A adaptação do roteirista David Self é livre. Tanto o início da história quanto o desfecho foram alterados, em nome de certos laços mais emocionais. Nos quadrinhos, Collins, como bom escritor de histórias de mistério, se interessa pelo lado policial da questão, explica as influências da quadrilha do irlandês e, em seguida, disseca com documentos e investigações dos policiais federais a derrocada de Looney (nome original do mafioso, como mostra um texto complementar da edição).

No filme, toda a explicação inicial fica sintetizada numa passagem marcante, quando a família de Sullivan comparece ao enterro de um ex-comparsa de Rooney. Ali, no discurso de Finn McGovern (Ciarán Hinds, mais um ator notável em meio a tantos), poucas palavras evidenciam todo o poder do chefão. E a tônica fluente e discreta se torna a linha da narrativa.

Pode parecer paradoxal, mas a HQ é mais movimentada do que o filme. O roteirista Max Allan Collins busca balancear o traço denso e detalhista de Richard Piers Rayner com ação, tiroteios e perseguições. Uma vez que o filme adota uma postura mais reflexiva, sobre os laços de sangue e honra que ligam o universo do crime, é compreensiva a mudança: no papel, OSullivan abate aproximadamente quatorze homens para sair do escritório de Frank Nitti; na tela, Sullivan se esquiva e foge sem disparar um único tiro.

Todavia, não se trata de demérito. Nas abordagens escolhidas, tanto o original quanto a adaptação se saem bem. A HQ é memorável por tratar OSullivan como um Lobo Solitário claramente inspirado no mangá de Kazuo Koike e Goseki Kojima. E a melhor tirada do filme é colocar, como contraponto à aproximação entre Sullivan e Sullivan Jr., a relação conturbada entre John Rooney e seu filho Connor (Daniel Craig). Aliás, Connor representa, no filme, um personagem bem diferente do mero assassino da HQ. E o matador sinistro vivido por Jude Law, a síntese de todos os atiradores que forraram as páginas, também possui papel importante. Nos dois casos, as personagens deixam de ser meras coadjuvantes e ganham importância própria.

Vale ressaltar, também, a qualidade técnica e estética do filme.
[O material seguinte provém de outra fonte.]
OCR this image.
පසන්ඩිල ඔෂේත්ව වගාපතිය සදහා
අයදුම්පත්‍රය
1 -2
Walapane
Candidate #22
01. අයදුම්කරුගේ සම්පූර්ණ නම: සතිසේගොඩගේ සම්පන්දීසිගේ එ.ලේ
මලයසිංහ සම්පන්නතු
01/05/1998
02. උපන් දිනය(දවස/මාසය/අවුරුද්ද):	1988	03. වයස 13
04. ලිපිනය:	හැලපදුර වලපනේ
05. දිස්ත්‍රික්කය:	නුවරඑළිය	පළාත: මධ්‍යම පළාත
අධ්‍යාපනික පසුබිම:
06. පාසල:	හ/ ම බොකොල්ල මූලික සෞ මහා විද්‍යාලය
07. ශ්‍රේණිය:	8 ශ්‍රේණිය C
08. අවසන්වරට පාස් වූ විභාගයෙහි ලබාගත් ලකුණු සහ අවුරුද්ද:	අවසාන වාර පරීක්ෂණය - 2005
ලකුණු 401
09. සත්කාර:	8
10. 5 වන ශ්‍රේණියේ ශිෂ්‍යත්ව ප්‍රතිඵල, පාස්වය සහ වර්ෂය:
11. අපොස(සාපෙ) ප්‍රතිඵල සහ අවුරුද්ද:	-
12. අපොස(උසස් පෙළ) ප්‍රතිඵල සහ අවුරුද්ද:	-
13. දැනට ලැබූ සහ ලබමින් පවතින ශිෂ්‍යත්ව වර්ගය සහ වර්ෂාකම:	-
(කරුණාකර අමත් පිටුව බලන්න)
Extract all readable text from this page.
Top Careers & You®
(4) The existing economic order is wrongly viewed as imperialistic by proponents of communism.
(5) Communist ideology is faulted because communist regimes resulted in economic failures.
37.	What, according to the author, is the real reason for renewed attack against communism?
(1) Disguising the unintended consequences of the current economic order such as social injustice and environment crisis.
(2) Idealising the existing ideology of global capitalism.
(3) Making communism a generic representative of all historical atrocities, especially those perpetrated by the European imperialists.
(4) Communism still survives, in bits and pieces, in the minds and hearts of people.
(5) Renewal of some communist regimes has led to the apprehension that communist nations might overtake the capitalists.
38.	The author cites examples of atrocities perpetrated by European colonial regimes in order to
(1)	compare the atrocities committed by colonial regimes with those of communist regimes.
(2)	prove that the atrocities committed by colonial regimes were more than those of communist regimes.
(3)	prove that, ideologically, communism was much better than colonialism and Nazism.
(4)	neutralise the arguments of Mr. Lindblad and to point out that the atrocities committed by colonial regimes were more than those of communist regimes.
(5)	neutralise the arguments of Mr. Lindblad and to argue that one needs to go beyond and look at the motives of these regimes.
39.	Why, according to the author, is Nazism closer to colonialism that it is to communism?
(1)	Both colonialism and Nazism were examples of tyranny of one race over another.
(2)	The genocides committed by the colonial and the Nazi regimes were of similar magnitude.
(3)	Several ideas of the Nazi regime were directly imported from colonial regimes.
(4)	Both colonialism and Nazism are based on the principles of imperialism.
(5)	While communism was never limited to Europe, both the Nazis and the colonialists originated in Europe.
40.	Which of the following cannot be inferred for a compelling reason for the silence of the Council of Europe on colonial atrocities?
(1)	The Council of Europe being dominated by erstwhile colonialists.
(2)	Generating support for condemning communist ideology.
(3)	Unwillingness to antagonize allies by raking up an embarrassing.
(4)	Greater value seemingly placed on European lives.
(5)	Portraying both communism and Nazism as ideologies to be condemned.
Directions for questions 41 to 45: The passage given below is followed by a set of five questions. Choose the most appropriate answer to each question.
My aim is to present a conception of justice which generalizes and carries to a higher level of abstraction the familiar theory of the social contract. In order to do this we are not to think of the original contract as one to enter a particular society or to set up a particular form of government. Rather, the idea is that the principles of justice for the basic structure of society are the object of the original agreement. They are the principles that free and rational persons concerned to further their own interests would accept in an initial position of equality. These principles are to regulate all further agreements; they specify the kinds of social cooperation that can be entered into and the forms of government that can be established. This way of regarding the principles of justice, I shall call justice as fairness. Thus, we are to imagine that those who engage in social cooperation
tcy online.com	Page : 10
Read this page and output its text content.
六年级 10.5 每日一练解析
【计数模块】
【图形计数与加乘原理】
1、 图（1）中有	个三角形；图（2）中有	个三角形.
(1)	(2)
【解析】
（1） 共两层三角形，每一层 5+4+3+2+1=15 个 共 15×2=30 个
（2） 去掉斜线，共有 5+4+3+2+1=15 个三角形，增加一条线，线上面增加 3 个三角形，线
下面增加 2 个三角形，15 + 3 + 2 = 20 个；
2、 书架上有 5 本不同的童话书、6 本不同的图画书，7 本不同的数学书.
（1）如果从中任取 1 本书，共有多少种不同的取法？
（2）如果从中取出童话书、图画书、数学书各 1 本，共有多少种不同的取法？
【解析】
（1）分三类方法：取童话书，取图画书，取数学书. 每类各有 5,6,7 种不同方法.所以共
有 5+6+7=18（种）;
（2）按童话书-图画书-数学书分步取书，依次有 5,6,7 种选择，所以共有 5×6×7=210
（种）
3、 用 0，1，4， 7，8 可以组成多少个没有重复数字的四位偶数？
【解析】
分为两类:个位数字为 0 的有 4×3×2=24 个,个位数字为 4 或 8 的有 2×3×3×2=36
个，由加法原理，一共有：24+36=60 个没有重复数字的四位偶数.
Maior do que a questão narrativa, o impacto visual criado pelo veterano diretor de fotografia Conrad L. Hall, vencedor do Oscar da categoria com Beleza Americana, cria seqüências de antologia, como o tiroteio na chuva. Mas nem tudo são flores. O maior problema de Estrada para Perdição são os seus rivais de comparação.

O gênero dos filmes de gângsteres sempre produziu obras-primas. E diante do drama vivido por Michael Corleone (Al Pacino) em O Poderoso Chefão (The Godfather, de Francis Ford Coppola, 1972), a perdição de Michael Sullivan não arrepia. Diante da intensidade da morte de Jim Malone (Sean Connery) em Os Intocáveis (The Untouchables, de Brian De Palma, 1987), a dramaticidade de Mendes soa apressada, como na conversa entre Rooney e Sullivan, antes do encontro final. Se um diretor se propõe a contar uma história épica sobre a Máfia, tal como Estrada para Perdição, deveria seguir exemplos como Era uma vez na América (Once upon a time in America, de Sergio Leone, 1984). Não se engane, Mendes merece vários Oscar (e provavelmente levará), mas não supera a narrativa dos mestres.